New Zealand‘s first intercity electric freighter hits the road!

6 MinutesBy NZ Trucking magazineNovember 29, 2019

Get ready, change is here – the electric vehicle revolution is happening. Alsco NZ (an operator within the linen, uniforms and first aid supply industry sector) has unveiled the first intercity electric vehicle to enter service in its fleet. It‘s also the first of its type in the New Zealand market. 

The vehicle is based on a Hino GH 1828 – stripped of all its diesel-burning bits and fitted out by SEA Electric with its SEA-Drive 180 power system. In order to shift the Hino‘s laden bulk of 22.5 tonnes, it offers up 259kW of continuous power that peaks at 372kW maximum power. The big figures, though, are the torque numbers that rival much larger diesel-powered vehicles: 1852Nm of continuous torque, and maximum torque of 3500Nm.

Aiding the electric powertrain is the streamlined body built by Action Manufacturing that incorporates a sloping roofline and side skirts to smooth airflow and reduce drag.

Alsco estimates that it will save at least 25,000 litres of diesel and 67,610kg of CO2 per year. With an annual dollar value saved in diesel and maintenance ($17,851) and road user charges ($34,387) combined with the EECA grant incentive of approximately $50,000, the Heavy EV is expected to recover the additional capital spend within just six months.

These numbers are not insignificant considering that of Alsco‘s fleet of 350 vehicles, the 15 diesel-powered freighters account for one-third of the fleet‘s fuel consumption. Unsurprisingly, the company aims to replace all 15 diesel-powered freighters with Heavy EVs in the long term.

The estimated savings are based on real data using a laden 16-tonne diesel truck travelling the 284km between Rotorua, Taupo and Tauranga five days a week. This, Alsco‘s shortest heavy-distribution route, is where the new vehicle will operate. While the range to depletion of the batteries is only 200km, Alsco has installed charging stations at all three depots on the route, so the Heavy EV can recharge during all operational load and unload times. This will enable the driver to complete the Rotorua/Taupo return, and subsequently Rotorua/Tauranga return, within a normal eight-hour shift, says the company.

Mark Roberts, group general manager Alsco NZ, says that the company recently experienced ‘an awakening‘.

“We need to be consciously aware of our impacts on the environment and communities in which we operate.

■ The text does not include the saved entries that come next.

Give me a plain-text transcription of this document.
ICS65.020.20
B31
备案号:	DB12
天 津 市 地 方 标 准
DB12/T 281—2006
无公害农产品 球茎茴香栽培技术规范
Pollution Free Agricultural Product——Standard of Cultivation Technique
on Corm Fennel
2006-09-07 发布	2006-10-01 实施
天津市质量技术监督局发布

So, 18 months ago, we launched our four bold energy goals to be implemented by 2030: to reduce water usage by one third, to generate zero waste, to eliminate coal as an energy source, and to convert one third of our vehicle fleet to electric. We‘re taking on the challenge now to reduce emissions.”

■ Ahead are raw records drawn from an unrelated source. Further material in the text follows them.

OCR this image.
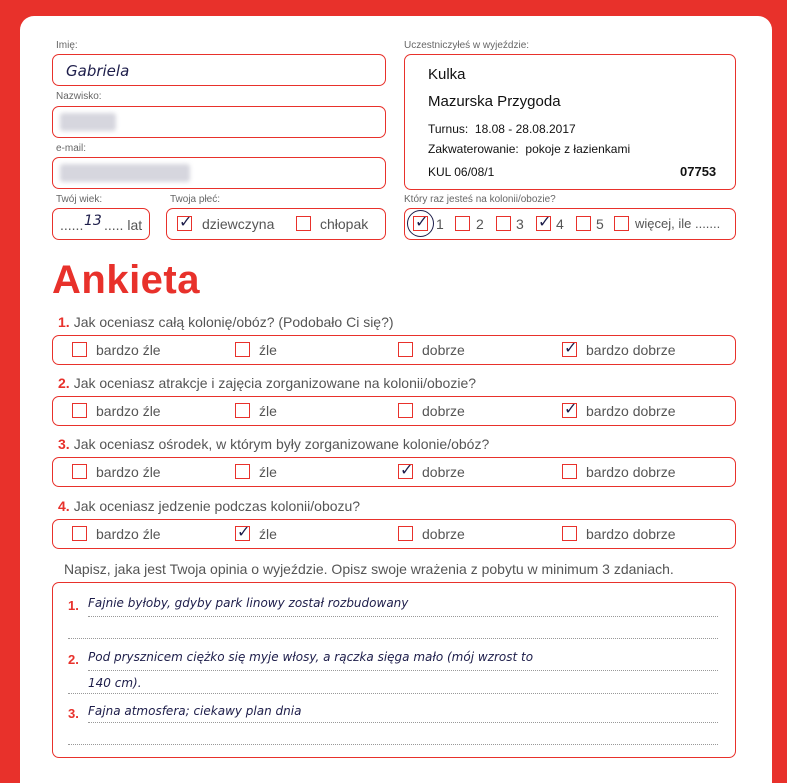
Imię:
Gabriela
Nazwisko:
e-mail:
Twój wiek:
...... 13 ..... lat
Twoja płeć:
✓ dziewczyna	chłopak
Uczestniczyłeś w wyjeździe:
Kulka
Mazurska Przygoda
Turnus: 18.08 - 28.08.2017
Zakwaterowanie: pokoje z łazienkami
KUL 06/08/1	07753
Który raz jesteś na kolonii/obozie?
✓ 1 2 3 ✓ 4 5 więcej, ile .......
Ankieta
1. Jak oceniasz całą kolonię/obóz? (Podobało Ci się?)
bardzo źle	źle	dobrze	✓ bardzo dobrze
2. Jak oceniasz atrakcje i zajęcia zorganizowane na kolonii/obozie?
bardzo źle	źle	dobrze	✓ bardzo dobrze
3. Jak oceniasz ośrodek, w którym były zorganizowane kolonie/obóz?
bardzo źle	źle	✓ dobrze	bardzo dobrze
4. Jak oceniasz jedzenie podczas kolonii/obozu?
bardzo źle	✓ źle	dobrze	bardzo dobrze
Napisz, jaka jest Twoja opinia o wyjeździe. Opisz swoje wrażenia z pobytu w minimum 3 zdaniach.
1. Fajnie byłoby, gdyby park linowy został rozbudowany
2. Pod prysznicem ciężko się myje włosy, a rączka sięga mało (mój wzrost to
140 cm).
3. Fajna atmosfera; ciekawy plan dnia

The reveal was also attended by Megan Woods, Minister for Energy and Resources, and James Shaw, Minister for Climate Change, who both heaped praise on the initiative. 

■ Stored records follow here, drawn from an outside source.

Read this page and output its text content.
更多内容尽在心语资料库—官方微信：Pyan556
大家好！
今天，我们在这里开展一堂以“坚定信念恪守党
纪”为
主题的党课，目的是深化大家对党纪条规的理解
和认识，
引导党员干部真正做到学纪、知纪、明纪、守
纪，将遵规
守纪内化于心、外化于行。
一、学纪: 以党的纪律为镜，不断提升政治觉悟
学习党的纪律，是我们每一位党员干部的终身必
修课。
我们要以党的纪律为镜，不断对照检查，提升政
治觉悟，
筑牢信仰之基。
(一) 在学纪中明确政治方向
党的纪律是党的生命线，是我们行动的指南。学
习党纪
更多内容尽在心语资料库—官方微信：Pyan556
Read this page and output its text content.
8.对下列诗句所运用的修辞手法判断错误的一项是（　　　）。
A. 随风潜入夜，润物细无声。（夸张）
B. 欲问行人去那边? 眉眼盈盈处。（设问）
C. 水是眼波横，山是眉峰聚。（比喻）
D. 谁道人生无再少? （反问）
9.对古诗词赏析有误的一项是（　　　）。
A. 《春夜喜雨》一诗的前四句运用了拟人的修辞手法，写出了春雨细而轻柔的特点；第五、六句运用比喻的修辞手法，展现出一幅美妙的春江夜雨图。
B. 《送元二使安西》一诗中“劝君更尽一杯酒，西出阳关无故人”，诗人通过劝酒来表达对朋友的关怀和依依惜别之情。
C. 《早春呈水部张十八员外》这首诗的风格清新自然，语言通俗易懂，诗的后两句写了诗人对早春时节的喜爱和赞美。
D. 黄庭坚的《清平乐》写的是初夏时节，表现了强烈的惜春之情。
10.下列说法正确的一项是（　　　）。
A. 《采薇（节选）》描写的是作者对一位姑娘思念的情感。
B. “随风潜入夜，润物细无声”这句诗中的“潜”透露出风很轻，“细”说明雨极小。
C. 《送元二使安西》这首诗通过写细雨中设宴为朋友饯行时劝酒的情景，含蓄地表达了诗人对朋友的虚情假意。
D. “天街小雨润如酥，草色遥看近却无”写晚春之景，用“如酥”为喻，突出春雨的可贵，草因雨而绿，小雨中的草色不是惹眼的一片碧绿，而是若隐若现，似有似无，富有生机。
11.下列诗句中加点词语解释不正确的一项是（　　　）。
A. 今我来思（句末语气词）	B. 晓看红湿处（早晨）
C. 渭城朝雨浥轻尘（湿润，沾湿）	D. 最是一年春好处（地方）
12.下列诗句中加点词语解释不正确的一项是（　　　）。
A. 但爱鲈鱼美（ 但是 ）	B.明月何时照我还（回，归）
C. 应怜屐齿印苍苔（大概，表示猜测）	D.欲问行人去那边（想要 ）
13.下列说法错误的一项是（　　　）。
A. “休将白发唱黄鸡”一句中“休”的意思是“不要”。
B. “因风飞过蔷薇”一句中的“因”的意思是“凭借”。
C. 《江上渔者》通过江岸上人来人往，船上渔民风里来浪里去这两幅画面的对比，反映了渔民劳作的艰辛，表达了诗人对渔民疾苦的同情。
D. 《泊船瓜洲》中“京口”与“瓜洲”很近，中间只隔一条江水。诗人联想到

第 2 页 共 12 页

“New Zealand‘s EV population has experienced exponential growth, with 17,000 now on the country‘s roads. This truck will test the performance of EV technology in everyday terrain and how businesses can test the logistics of charging a vehicle of this size. These are among the technological barriers to businesses making the switch. The sooner we can overcome them the sooner we can make meaningful progress,” said Woods.

Shaw said the truck wasn‘t a business necessity, but demonstrated there is a future for heavy EVs in New Zealand.

“The launch is indicative of the EV trend in New Zealand, something that was not anticipated a great deal of time ago. Innovation is a consequence of constraints and the biggest constraint is the requirement to grow the economy and deal with a growing population, but reduce carbon emissions to negative figures. This project has started with that constraint and made it work.”

Energy Efficiency and Conservation Authority (EECA) chief executive Andrew Caseley said that the project is a great example of what EECA‘s Low Emission Contestable Fund is for.

“Alsco is pushing the boundaries, proving that electric heavy freight is possible, good for profitability, and good for the planet. It‘s a compelling case for the industry to get on board.”